Along the way Nellie encountered the man she believes to be "The Alchemist", and it is to track him down that she has come to Paris.

Her investigation is set against not only the World's Fair but also an epidemic of Black Fever and anarchists plotting to overthrow the government.

Jules Verne and Oscar Wilde became involved in the investigation; Louis Pasteur has a signigicant role to pay; and Toulouse Lautrec and Paul Verlaine put in appearances too.

It sounds ludicrous, and yet Carol McCleary makes it work.

Nellie is a charming heroine, and although she rather too modern, she is a woman you can warm to and such a positive figure than you can easily forgive her for that.

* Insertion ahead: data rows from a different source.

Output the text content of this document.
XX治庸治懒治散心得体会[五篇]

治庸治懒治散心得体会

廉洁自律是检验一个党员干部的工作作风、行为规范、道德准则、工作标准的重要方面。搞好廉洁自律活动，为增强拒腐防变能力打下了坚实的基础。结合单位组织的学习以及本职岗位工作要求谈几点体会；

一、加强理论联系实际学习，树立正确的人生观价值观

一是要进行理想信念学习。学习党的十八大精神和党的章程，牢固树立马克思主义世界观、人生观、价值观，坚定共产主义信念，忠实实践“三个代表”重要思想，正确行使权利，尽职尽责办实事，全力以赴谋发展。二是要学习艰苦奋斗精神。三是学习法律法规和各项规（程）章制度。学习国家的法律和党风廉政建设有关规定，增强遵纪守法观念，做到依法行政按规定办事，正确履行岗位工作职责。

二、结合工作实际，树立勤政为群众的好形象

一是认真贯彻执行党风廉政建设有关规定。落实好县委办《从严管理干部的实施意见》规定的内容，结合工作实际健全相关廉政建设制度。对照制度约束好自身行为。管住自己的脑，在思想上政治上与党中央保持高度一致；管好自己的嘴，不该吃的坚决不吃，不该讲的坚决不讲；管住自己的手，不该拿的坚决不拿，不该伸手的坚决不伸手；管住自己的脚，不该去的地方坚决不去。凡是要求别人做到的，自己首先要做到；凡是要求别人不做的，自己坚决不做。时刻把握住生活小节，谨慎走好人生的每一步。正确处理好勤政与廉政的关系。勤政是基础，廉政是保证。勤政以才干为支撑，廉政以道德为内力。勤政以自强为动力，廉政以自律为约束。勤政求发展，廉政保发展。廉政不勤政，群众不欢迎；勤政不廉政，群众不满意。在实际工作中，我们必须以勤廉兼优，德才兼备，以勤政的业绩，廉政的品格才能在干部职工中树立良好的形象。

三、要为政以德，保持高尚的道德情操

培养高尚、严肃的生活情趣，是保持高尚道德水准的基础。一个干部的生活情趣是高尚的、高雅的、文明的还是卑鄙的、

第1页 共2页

The mystery is well constructed and all of the characters and themes that the author has at her disposal are well used. It is simply and clearly written, making it very easy to fly through the pages.

The story has clearly been well researched, and the line that lies between informing and preaching has been walked well. There were moments when I couldn't believe the story, but I could never disprove it!

And I didn't really want to disprove it - the Alchemy of Murder was a wonderfully entertaining journey.

The conclusion lays a clear path for a sequel, and I could easily see this being the start of a very successful series.